ResFinderFG2 manuscript is now published in the Nucleic Acids Research. Svetlana and Luis collaborated with the EMBARK colleagues to build a new version of the ResFinderFG database, which collates data on antibiotic resistance genes obtained by functional metagenomics.
Celio has submitted a manuscript on the AMPSphere, which is now in review. We will publish a preprint as well soon.
Marija has submitted her work on horizontal gene transfer for publication (preprint).
Tools.
Shaojun and Luis contributed a new indexing structure to strobealign, which drastically reduced memory consumption. The main authors included this work in the recently released strobealign 0.11.0 (as well as several other improvements). We will soon add strobealign as an optional aligner in NGLess as well.
Jug 2.3.0 was released with several minor improvements.
Conferences/talks.
Luis presented on the EMBARK spring webinar an ongoing work on antibiotic resistance gene annotation of metagenomes by Svetlana.
Yiqian and Luis attended the Microproteins 2023 conference in Denmark (May 31 - June 2). Yiqian presented a poster and a flash talk titled “With small ORFs come great datasets: the global microbial small ORFs catalog (GMSC),” and she won a best poster prize!
Marija was at the ASM Microbe 2023 in Houston (TX, USA), presenting a rapid-fire talk and a poster presentation titled “A global survey of eco-evolutionary pressures acting on horizontal gene transfer”.
Other.
We have a new logo. The last one lasted 5 years and it was time to change.

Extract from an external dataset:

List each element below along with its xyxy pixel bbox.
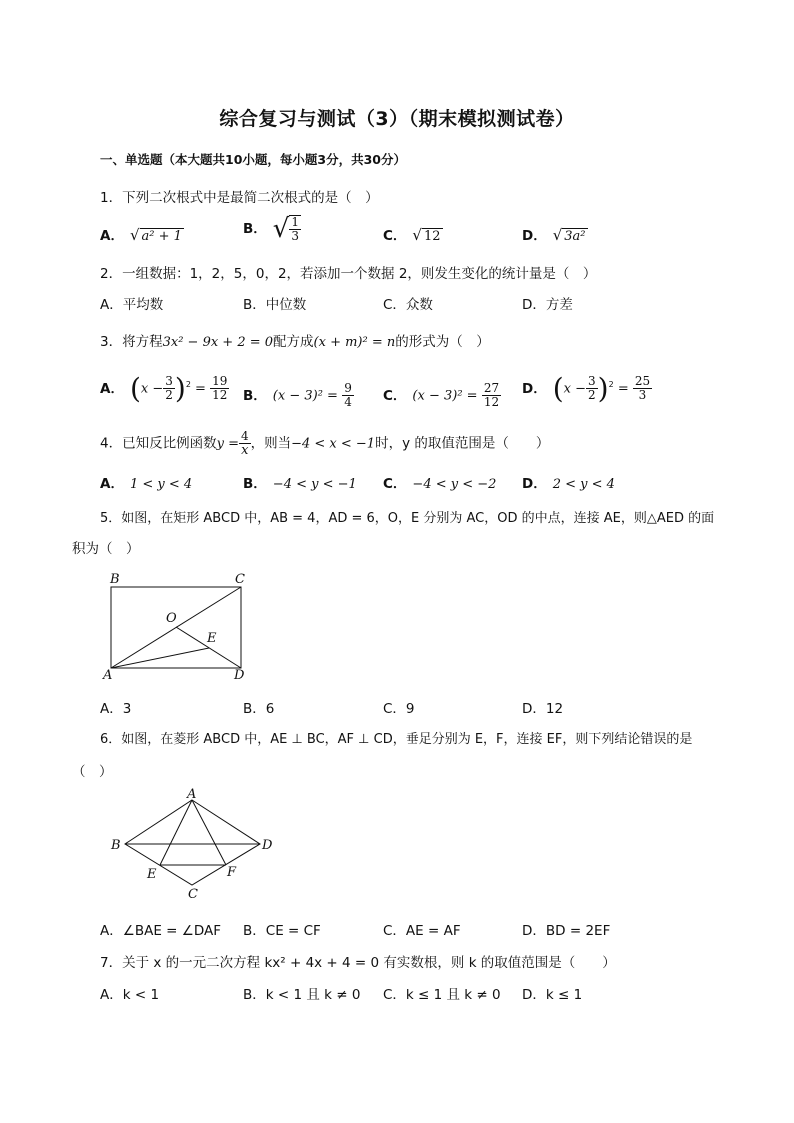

This last quarter we have been doing some field work and science away from the computer. We collected soil and dog fecal samples and are now waiting for the sequencing results. Stay tuned!

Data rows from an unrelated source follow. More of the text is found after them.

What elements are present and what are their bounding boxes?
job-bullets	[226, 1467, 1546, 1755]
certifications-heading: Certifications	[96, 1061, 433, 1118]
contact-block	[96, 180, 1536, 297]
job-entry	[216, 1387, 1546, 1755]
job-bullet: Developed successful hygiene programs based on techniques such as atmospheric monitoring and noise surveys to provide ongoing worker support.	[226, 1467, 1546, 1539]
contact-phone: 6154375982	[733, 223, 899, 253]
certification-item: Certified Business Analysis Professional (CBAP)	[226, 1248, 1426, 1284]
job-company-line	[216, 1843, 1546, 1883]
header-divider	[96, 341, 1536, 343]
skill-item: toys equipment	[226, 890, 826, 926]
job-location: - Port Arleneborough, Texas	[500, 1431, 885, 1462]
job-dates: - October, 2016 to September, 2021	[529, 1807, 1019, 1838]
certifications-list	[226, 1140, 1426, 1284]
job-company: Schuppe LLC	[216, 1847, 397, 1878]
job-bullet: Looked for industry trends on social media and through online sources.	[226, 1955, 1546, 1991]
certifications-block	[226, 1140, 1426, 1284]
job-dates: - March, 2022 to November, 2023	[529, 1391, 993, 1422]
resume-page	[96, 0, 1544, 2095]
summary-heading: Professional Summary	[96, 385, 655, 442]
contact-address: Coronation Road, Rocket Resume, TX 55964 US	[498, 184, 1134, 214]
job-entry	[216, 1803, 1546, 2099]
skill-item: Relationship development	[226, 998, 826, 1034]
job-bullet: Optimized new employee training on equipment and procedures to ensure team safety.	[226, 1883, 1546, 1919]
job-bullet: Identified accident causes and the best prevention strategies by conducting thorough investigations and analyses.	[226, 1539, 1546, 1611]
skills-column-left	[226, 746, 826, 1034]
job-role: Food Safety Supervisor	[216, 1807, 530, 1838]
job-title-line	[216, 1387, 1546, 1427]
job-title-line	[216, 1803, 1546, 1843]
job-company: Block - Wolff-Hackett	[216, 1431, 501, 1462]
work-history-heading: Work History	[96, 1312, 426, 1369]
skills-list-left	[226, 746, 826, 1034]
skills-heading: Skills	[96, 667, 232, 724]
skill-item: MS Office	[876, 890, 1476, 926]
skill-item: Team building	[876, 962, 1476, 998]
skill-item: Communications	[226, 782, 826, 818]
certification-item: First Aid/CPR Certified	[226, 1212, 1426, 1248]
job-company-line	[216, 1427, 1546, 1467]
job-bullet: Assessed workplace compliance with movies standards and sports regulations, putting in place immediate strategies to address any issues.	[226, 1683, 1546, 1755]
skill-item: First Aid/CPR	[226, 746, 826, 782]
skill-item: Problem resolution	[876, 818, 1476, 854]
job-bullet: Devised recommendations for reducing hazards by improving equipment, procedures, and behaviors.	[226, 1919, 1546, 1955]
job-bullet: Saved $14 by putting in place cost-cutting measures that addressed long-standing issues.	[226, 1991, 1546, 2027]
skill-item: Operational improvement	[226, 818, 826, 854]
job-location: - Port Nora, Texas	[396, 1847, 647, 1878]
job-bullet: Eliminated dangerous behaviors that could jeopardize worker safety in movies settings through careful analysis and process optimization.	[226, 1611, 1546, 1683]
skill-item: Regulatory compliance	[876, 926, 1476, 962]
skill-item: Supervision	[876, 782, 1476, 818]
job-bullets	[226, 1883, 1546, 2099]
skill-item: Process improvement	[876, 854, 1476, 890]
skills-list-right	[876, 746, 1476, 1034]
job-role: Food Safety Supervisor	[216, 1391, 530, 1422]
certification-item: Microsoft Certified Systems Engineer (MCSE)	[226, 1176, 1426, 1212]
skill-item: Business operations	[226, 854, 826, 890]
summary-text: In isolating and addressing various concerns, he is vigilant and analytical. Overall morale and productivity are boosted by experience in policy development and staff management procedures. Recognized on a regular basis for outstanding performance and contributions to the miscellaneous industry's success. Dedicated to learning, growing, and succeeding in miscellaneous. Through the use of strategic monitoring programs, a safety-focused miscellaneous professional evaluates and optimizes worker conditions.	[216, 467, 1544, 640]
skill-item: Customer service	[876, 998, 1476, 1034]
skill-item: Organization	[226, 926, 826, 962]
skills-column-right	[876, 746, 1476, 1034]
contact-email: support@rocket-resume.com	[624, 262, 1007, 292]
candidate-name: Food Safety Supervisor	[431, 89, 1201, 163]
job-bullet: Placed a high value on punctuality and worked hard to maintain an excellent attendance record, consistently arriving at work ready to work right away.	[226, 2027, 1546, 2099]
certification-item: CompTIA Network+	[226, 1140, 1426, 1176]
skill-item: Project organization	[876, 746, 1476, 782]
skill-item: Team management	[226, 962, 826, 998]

We have continued to upload videos on our youtube channel. Check our last one: Get eggnog-mapper annotations for GMGC data.
That is all for now, but we are always happy to hear from people. So email us or schedule a Zoom with Luis to chat science.
Or even whether we should call them small proteins or microproteins or peptides. Some authors will insist that peptide (as per its etymology) should only be used for molecules that results from breaking up larger ones, but this is not accepted by everyone. The field is, generally speaking, in need of a terminology cleanup.
smORFs or sORFs. As mentioned in the previous footnote, this is a field in need of some nomenclature standardization.
for antimicrobial peptides, see the previous footnotes on how the nomenclature is not standardized
We will soon make our density estimates public so you can look up all that of any bugs you wish; we really just need to solve a few technical issues. Email us if you want early access, though!
Again, there is no consensus on what to call things. In this case, we lack a good name for “non-small proteins.”